We’re all madly preparing for the first ever Lyminge Archaeological Project Open Day this Saturday, but the excavations are continuing as ever which means plenty to tell you all about in this post.
The number of local people who have volunteered is impressive, but what is really fantastic are the generations involved. Excavations of this size, incorporating the local community, are as much about meeting people, making new friends and connections and having a good time as the serious business of research. We all have a fantastic time digging, and this is reflected in the range of people and ages who have volunteered now that the dig is open to all.
We have whole families volunteering together during the holidays – people have been passing the message on about getting involved.
John and Rosemary Piddock have been keep supporters of the project, helping with photography and finds, and joining us as representatives of the village at the British Archaeology Awards.
Stuart and Niki Hunnisett have generously given lots of their time to the excavations this year, inspired after their son Josh took part in the first phase of the excavations in 2008-2010.
The Winnings are our biggest on-site family – Celia, our assistant field supervisor, has recruited not only her mother, Shena Winning (famous on our site for her cakes as well as her excellent excavation skills!), but her grandmother Jean Winning who has joined the finds
washing team, and her cousin Danielle who is also getting down to digging.
John and Frances Locke have taken part almost from day one this year and have been a huge help all the way.
Eileen Jennings has been finds washing for us for several seasons now, and this year she brought her granddaughter Eleanor Burgin to dig.
Olivia Lucas and her parents Julian and Karen have also joined the dig, getting stuck into excavating medieval pits!
The volunteering is going strong, but the finds and features are coming up thick and fast too.
The significant feature this week is the exposure of the northern entrance to the hall building, with the flint packing of the post holes clearly visible.
At this stage it is only possible to see that the entrance way is rather elaborate – excavation will help disentangle the different stages of building and establish what kind of a doorway or porch area the northern entrance had.
Keith and Les are getting started excavating this exciting portion of the hall building. The locations of doorways in these buildings is significant, often directed towards another building or a particular aspect of the settlement. Because of this we are almost certain that the hall building will not be an isolated structure, and we may find further similar buildings to the north of the large hall we discovered this season.
Finds are coming up thick and fast, so it is great that we have lots of people volunteering for the finds washing and sorting.
You can see from the photos that there is a huge quantity of animal bone, flint and pottery coming up from the features in our trench.

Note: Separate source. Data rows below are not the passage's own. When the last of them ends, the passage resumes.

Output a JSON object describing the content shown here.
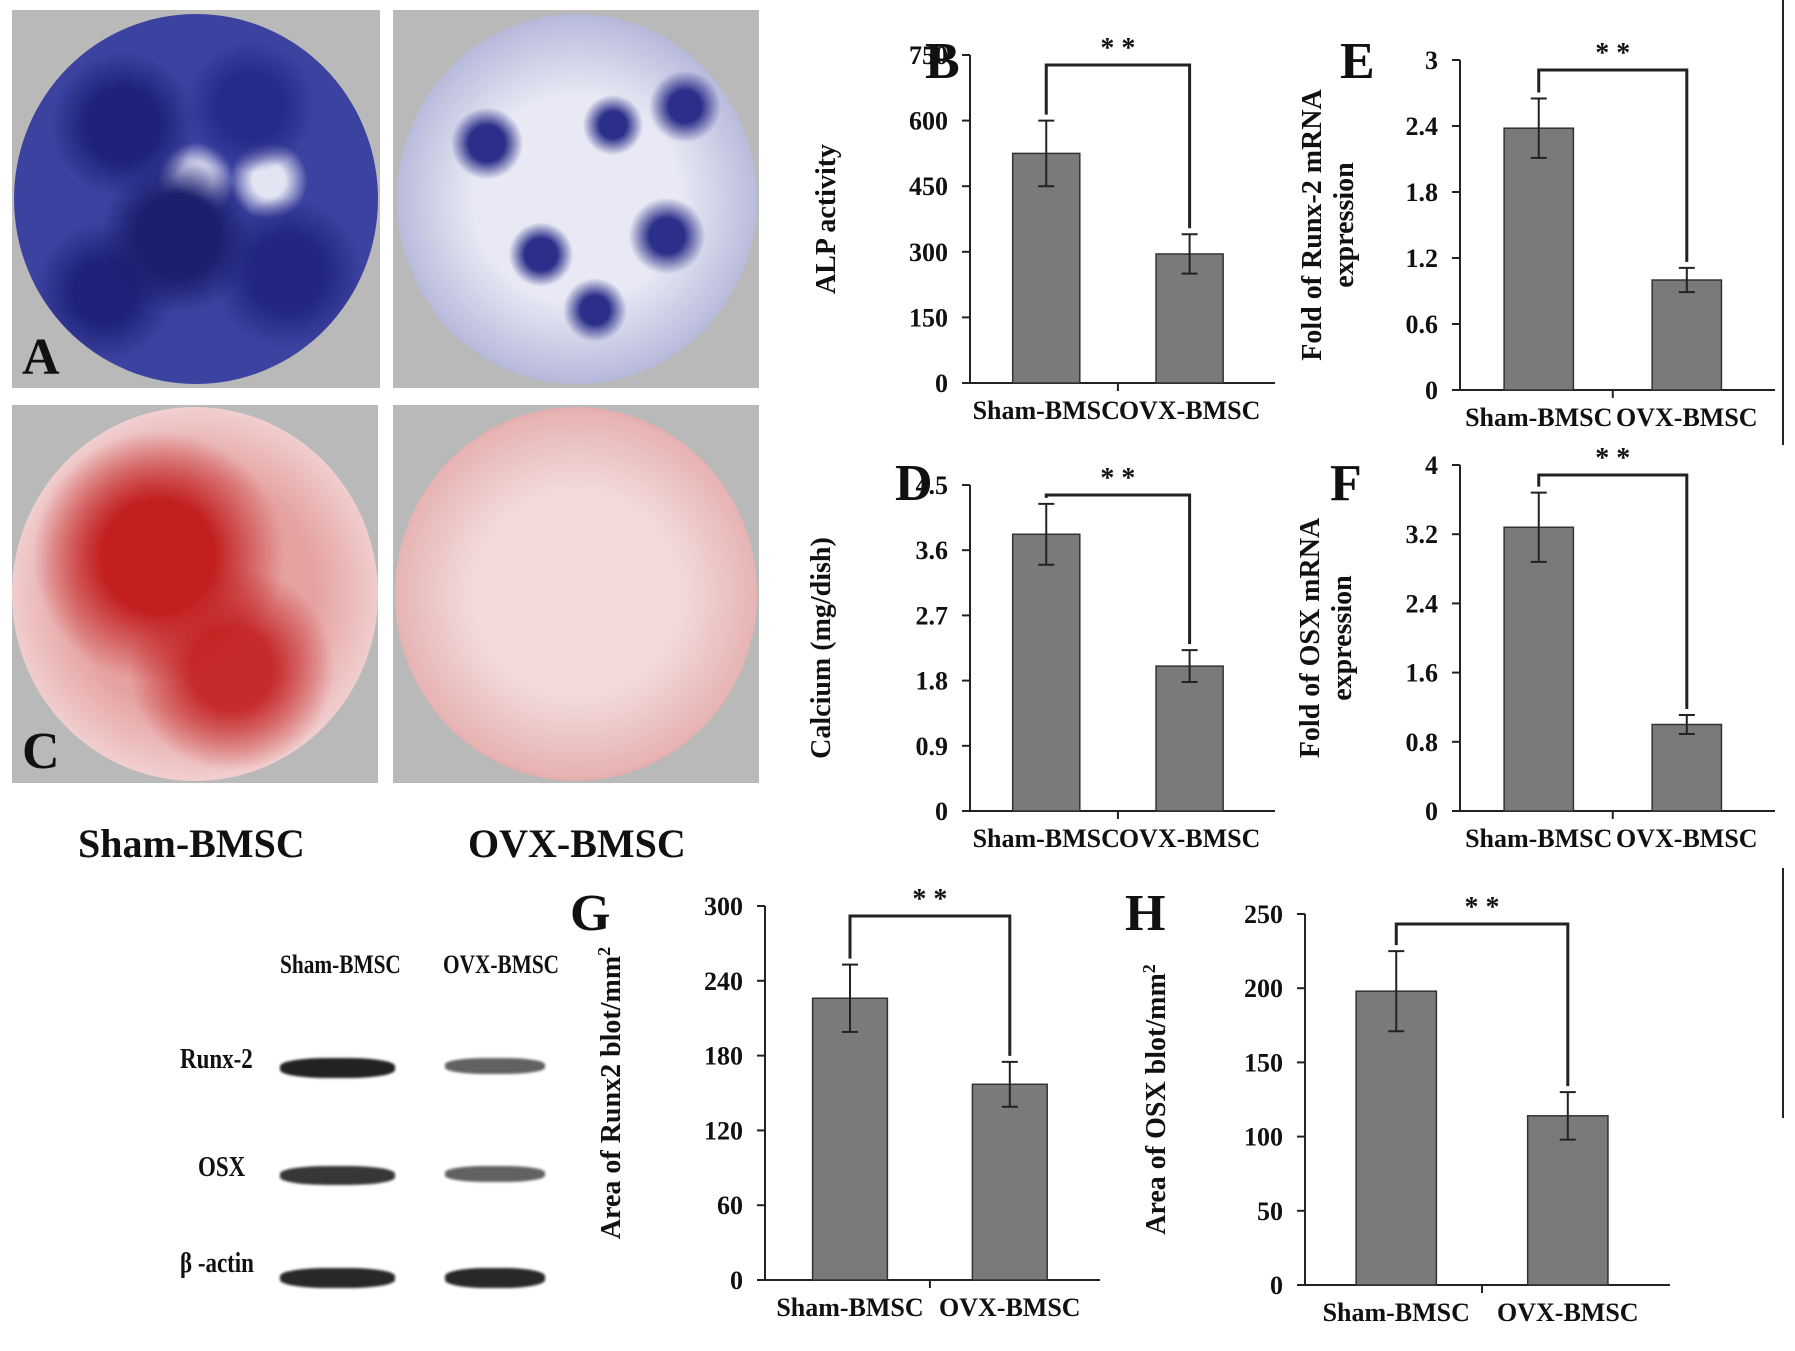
{
  "panels": {
    "A": "A",
    "C": "C"
  },
  "groups": [
    "Sham-BMSC",
    "OVX-BMSC"
  ],
  "colors": {
    "bar": "#7a7a7a",
    "alp_stain": "#2b2f8a",
    "ars_stain": "#c62b2b",
    "photo_bg": "#b9b9b9"
  },
  "blot": {
    "lanes": [
      "Sham-BMSC",
      "OVX-BMSC"
    ],
    "rows": [
      "Runx-2",
      "OSX",
      "β -actin"
    ],
    "intensity": [
      [
        1.0,
        0.55
      ],
      [
        0.85,
        0.55
      ],
      [
        0.95,
        0.95
      ]
    ]
  },
  "chart_data": [
    {
      "id": "B",
      "type": "bar",
      "panel_letter": "B",
      "categories": [
        "Sham-BMSC",
        "OVX-BMSC"
      ],
      "values": [
        525,
        295
      ],
      "errors": [
        75,
        45
      ],
      "ylabel": "ALP activity",
      "ylim": [
        0,
        750
      ],
      "yticks": [
        "0",
        "150",
        "300",
        "450",
        "600",
        "750"
      ],
      "annotation": "* *"
    },
    {
      "id": "E",
      "type": "bar",
      "panel_letter": "E",
      "categories": [
        "Sham-BMSC",
        "OVX-BMSC"
      ],
      "values": [
        2.38,
        1.0
      ],
      "errors": [
        0.27,
        0.11
      ],
      "ylabel_lines": [
        "Fold of Runx-2 mRNA",
        "expression"
      ],
      "ylim": [
        0,
        3
      ],
      "yticks": [
        "0",
        "0.6",
        "1.2",
        "1.8",
        "2.4",
        "3"
      ],
      "annotation": "* *"
    },
    {
      "id": "D",
      "type": "bar",
      "panel_letter": "D",
      "categories": [
        "Sham-BMSC",
        "OVX-BMSC"
      ],
      "values": [
        3.82,
        2.0
      ],
      "errors": [
        0.42,
        0.22
      ],
      "ylabel": "Calcium (mg/dish)",
      "ylim": [
        0,
        4.5
      ],
      "yticks": [
        "0",
        "0.9",
        "1.8",
        "2.7",
        "3.6",
        "4.5"
      ],
      "annotation": "* *"
    },
    {
      "id": "F",
      "type": "bar",
      "panel_letter": "F",
      "categories": [
        "Sham-BMSC",
        "OVX-BMSC"
      ],
      "values": [
        3.28,
        1.0
      ],
      "errors": [
        0.4,
        0.11
      ],
      "ylabel_lines": [
        "Fold of OSX mRNA",
        "expression"
      ],
      "ylim": [
        0,
        4
      ],
      "yticks": [
        "0",
        "0.8",
        "1.6",
        "2.4",
        "3.2",
        "4"
      ],
      "annotation": "* *"
    },
    {
      "id": "G",
      "type": "bar",
      "panel_letter": "G",
      "categories": [
        "Sham-BMSC",
        "OVX-BMSC"
      ],
      "values": [
        226,
        157
      ],
      "errors": [
        27,
        18
      ],
      "ylabel": "Area of Runx2 blot/mm",
      "ylabel_sup": "2",
      "ylim": [
        0,
        300
      ],
      "yticks": [
        "0",
        "60",
        "120",
        "180",
        "240",
        "300"
      ],
      "annotation": "* *"
    },
    {
      "id": "H",
      "type": "bar",
      "panel_letter": "H",
      "categories": [
        "Sham-BMSC",
        "OVX-BMSC"
      ],
      "values": [
        198,
        114
      ],
      "errors": [
        27,
        16
      ],
      "ylabel": "Area of OSX blot/mm",
      "ylabel_sup": "2",
      "ylim": [
        0,
        250
      ],
      "yticks": [
        "0",
        "50",
        "100",
        "150",
        "200",
        "250"
      ],
      "annotation": "* *"
    }
  ]
}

Yet again the sunken-featured building (SFB) is very productive! A particularly interesting find from the SFB this week were what appear to be three crucibles. Two of them were found together, facing each other, and a third, less complete crucible was found at the opposite end of the SFB. Analysis will show if they have been used as crucibles but it is difficult to suggest another function for them – and if they are this is proof of fine metalworking taking place at Lyminge. We can analyse any residues in the bottom of the crucibles and discover which metal it was they were melting.
We also had this beautiful glass bead from the SFB, with parallels in early Saxon graves from Norfolk, such as the cemetery at Morning Thorpe. It is decorated with red and white stripes on a green glass base.
It isn’t just the pretty artefacts, or the metalworking related artefacts that are interesting though! After the find of the horse bridle fitting all we needed was a horse. Les obliged by almost immediately finding a horses’ head and upper body in one of the northernmost ditches in the trench!
As we have so many interesting finds, we are very lucky to have our new assistant finds supervisor at last! Amy Hammett has been in Africa but has come to Lyminge for the second half of our excavations to help Helen as the pace of discovery picks up. We’re really pleased to welcome her to the dig.
I hope as many of you as can make it will be coming to our open day this Saturday – take a look at the previous blog post or go to the Events page on this blog for details and the times of tours and activities. If you can’t be there, I’ll be taking pictures and recording the day so you’ll be able to see the Saxon re-enactors and all the other goings on right here. We hope to see you this Saturday from 10am-4pm, and if you needed any more incentive, the Coach and Horses pub, immediately adjacent to the dig, is holding a Beer Festival this weekend too. The perfect day out!